Stopping the illegal antiquities trade and protecting movable cultural heritage in conflict regions should be one of the United States’ military’s top priorities, according to the report.
“Since money earned from the sale of antiquities directly finances the very organizations pitted against US armed forces,” Grantham said, adding “all relevant military assets and legal procedures should be used as tools for interaction and preservation.”
Grantham asserted “the US government and the Department of Defense should give greater precedence to the protection of movable cultural heritage in wartime in order to diminish the capabilities of terrorist organizations.”
“The illegal antiquities trade is often treated as a criminal operation – not a national security concern,” says Grantham. “This mindset needs to change. Government indifference and customer ignorance here can be as dangerous as premeditated support for terrorism.”
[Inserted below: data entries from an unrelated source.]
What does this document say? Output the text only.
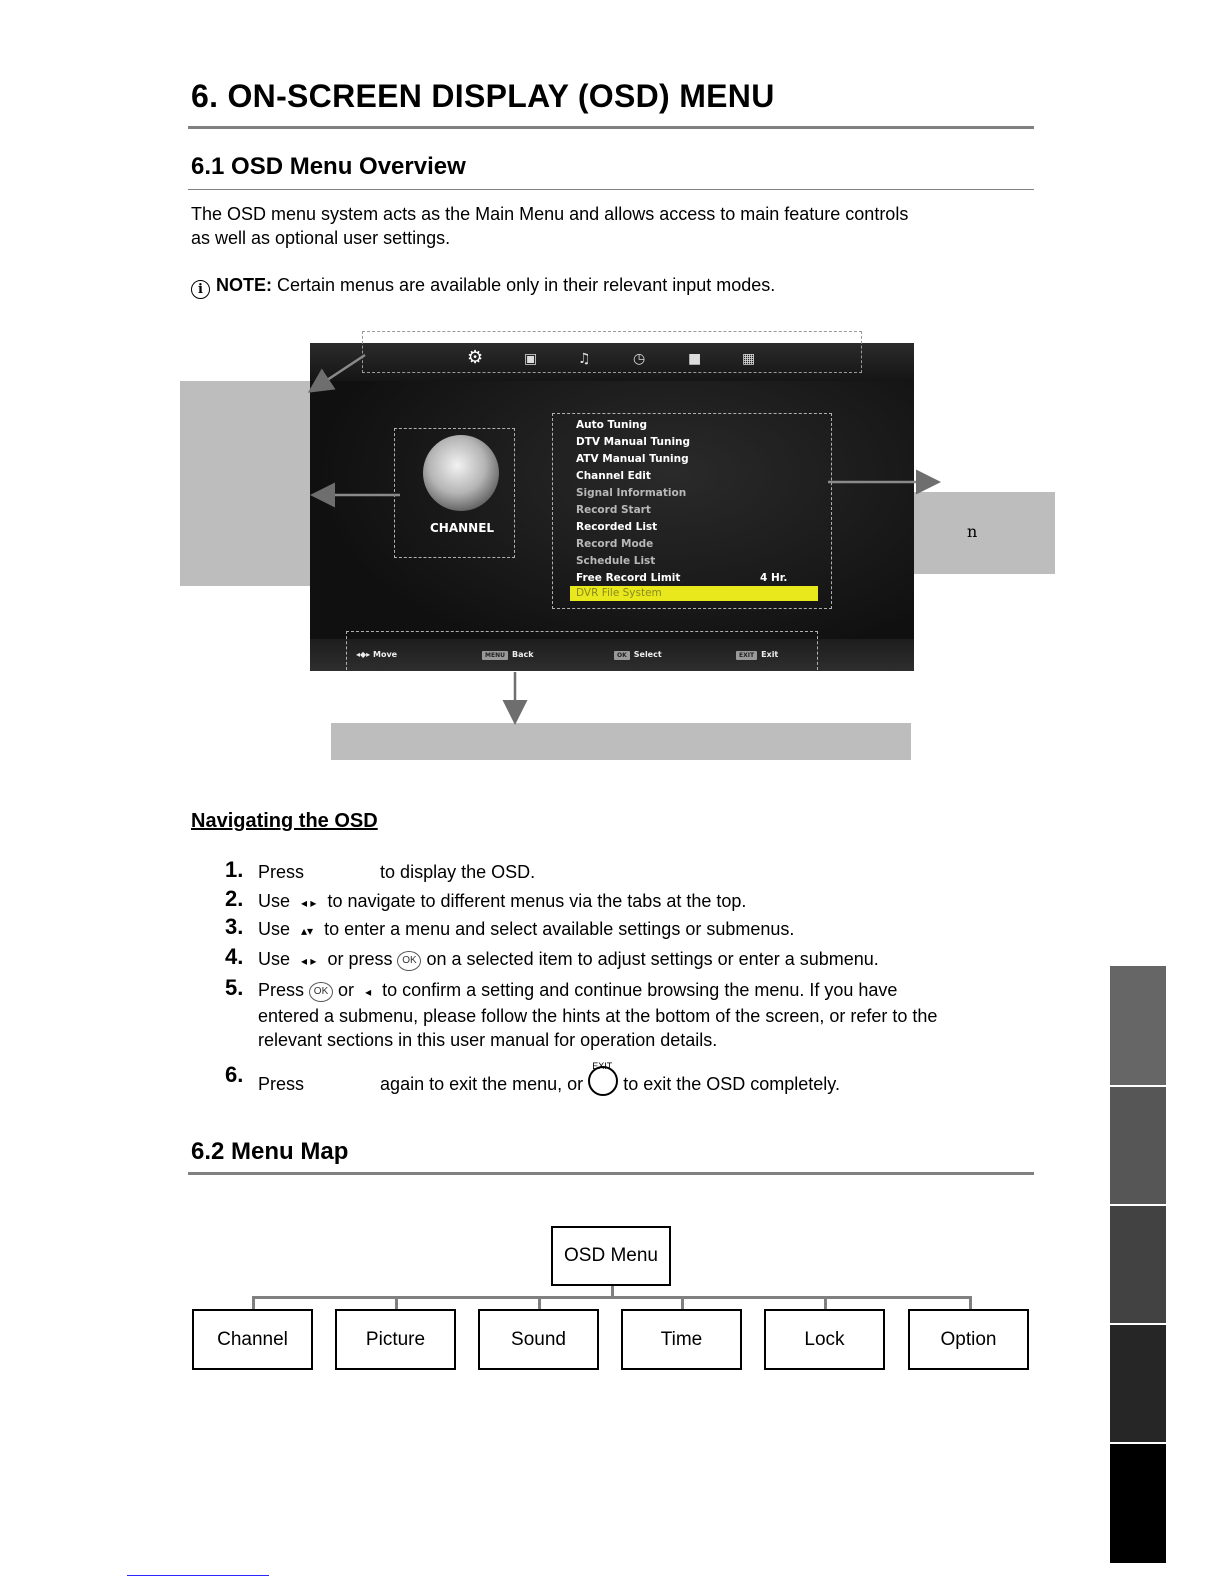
6. ON-SCREEN DISPLAY (OSD) MENU
6.1 OSD Menu Overview

The OSD menu system acts as the Main Menu and allows access to main feature controls

as well as optional user settings.

i NOTE: Certain menus are available only in their relevant input modes.
n
⚙	▣	♫	◷	■	▦
CHANNEL
Auto Tuning
DTV Manual Tuning
ATV Manual Tuning
Channel Edit
Signal Information
Record Start
Recorded List
Record Mode
Schedule List
Free Record Limit	4 Hr.
DVR File System
◂◆▸ Move	MENU Back	OK Select	EXIT Exit
Navigating the OSD
1. Press	to display the OSD.
2. Use ◂ ▸ to navigate to different menus via the tabs at the top.
3. Use ▴▾ to enter a menu and select available settings or submenus.
4. Use ◂ ▸ or press OK on a selected item to adjust settings or enter a submenu.
5. Press OK or ◂ to confirm a setting and continue browsing the menu. If you have
entered a submenu, please follow the hints at the bottom of the screen, or refer to the
relevant sections in this user manual for operation details.
6. Press	again to exit the menu, or
EXIT
to exit the OSD completely.
6.2 Menu Map
OSD Menu
Channel	Picture	Sound	Time	Lock	Option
Last month ago, Grantham wrote, “Once treated as purely a criminal problem, the looting and sale of illicit antiquities has recently become matter of national security. The frequent contact between the US military and non-state actors, namely Islamic terrorist organizations, demands a doctrinal change in how military strategy accounts for cultural heritage. The US government and the Department of Defense should give greater precedence to the protection of movable cultural heritage in wartime in order to diminish the capabilities of terrorist organizations which remain the preeminent threat to the safety and security of the United States.”
He said, “Set against the backdrop of cultural identity in the Middle East, this work establishes the nexus between movable cultural heritage and the success of military strategy by retracing the historical role antiquities plays in warfare and their current use as a funding mechanism for Islamic terrorist organizations.”